Vi segnalo un’interessante intervista a Leonardo Maugeri pubblicata lunedì su Affari e Finanza de la Repubblica sulle cause del crollo nel prezzo del barile e sull’impatto che questo può avere sulla leadership russa:
[…] Qual è la vera situazione della Russia?
«Oggi di fatto Mosca è il maggior produttore di petrolio al mondo con 10,4 milioni di barili perché a differenza dei Paesi arabi produce tutto quello che può senza tenere alcuna capacità inutilizzata. Nel gas tutto questo è ancora amplificato. La Russia, malgrado tutto, malgrado il caso ucraino, ha ancora bisogno dell’Europa come mercato di sbocco in un momento in cui le quotazioni del gas stanno anch’esse scendendo. L’accordo con la Cina dispiegherà i suoi effetti fra molti anni. È importante ricordare che per i leader prima sovietici e poi russi le quotazioni degli idrocarburi, prima fonte di ricchezza del Paese, sono in diretta dipendenza con le loro fortune. Breznev godette di un grande consenso popolare nella seconda metà degli anni ‘70 quando i prezzi salirono alle stelle. La crisi di Gorbaciov e dell’Urss iniziò nel 1986, anno in cui il greggio era sceso fino a 9 dollari. Una nuova crisi piombò sul Paese verso la fine degli anni ‘90, culminata nel default tecnico della Russia nel 1998, e costò l’instabilità e il declino a Eltsin.
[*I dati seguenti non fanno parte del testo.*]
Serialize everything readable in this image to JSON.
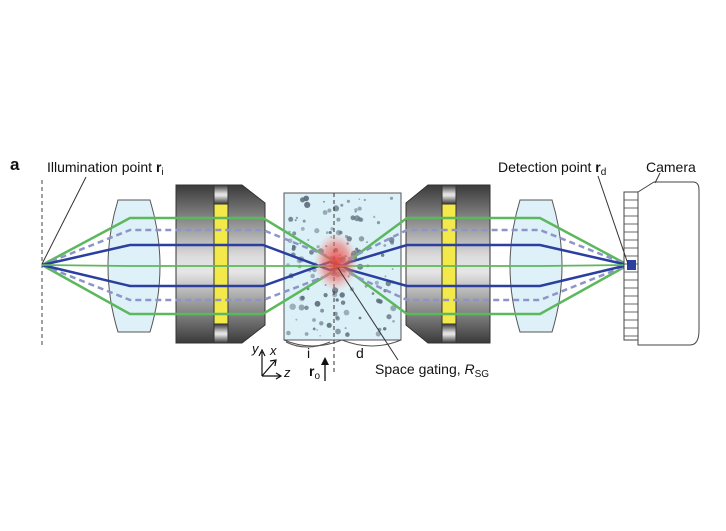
{
  "panel_letter": "a",
  "illumination": {
    "prefix": "Illumination point ",
    "vec": "r",
    "sub": "i"
  },
  "detection": {
    "prefix": "Detection point ",
    "vec": "r",
    "sub": "d"
  },
  "camera_label": "Camera",
  "sample_labels": {
    "incident": "i",
    "detected": "d"
  },
  "position": {
    "vec": "r",
    "sub": "o"
  },
  "space_gating": {
    "prefix": "Space gating, ",
    "symbol": "R",
    "sub": "SG"
  },
  "axes": {
    "y": "y",
    "x": "x",
    "z": "z"
  },
  "colors": {
    "green_ray": "#5cb85c",
    "blue_ray": "#2b3f9e",
    "dashed_ray": "#8d94c9",
    "lens_fill": "#dff1f8",
    "filter_yellow": "#f3e94a",
    "sample_fill": "#dcf0f7",
    "focus_red": "#e8413c"
  }
}
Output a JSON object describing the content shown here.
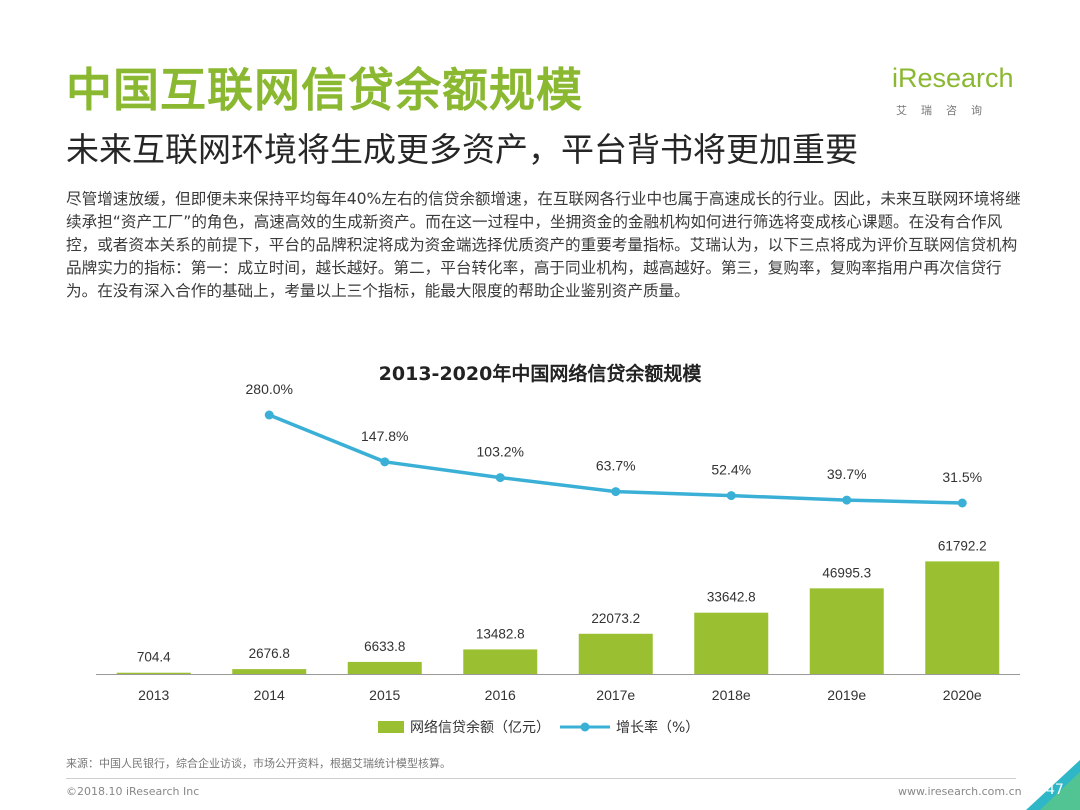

Negli ultimi anni Putin a sua volta ha cavalcato gli alti prezzi del petrolio del del gas fino a due anni fa e ora, non a caso, sta cercando in tutti i modi di evitare che una caduta prolungata dei prezzi si traduca in una crisi personale di consenso all’interno della Russia, che aprirebbe nuovi scenari».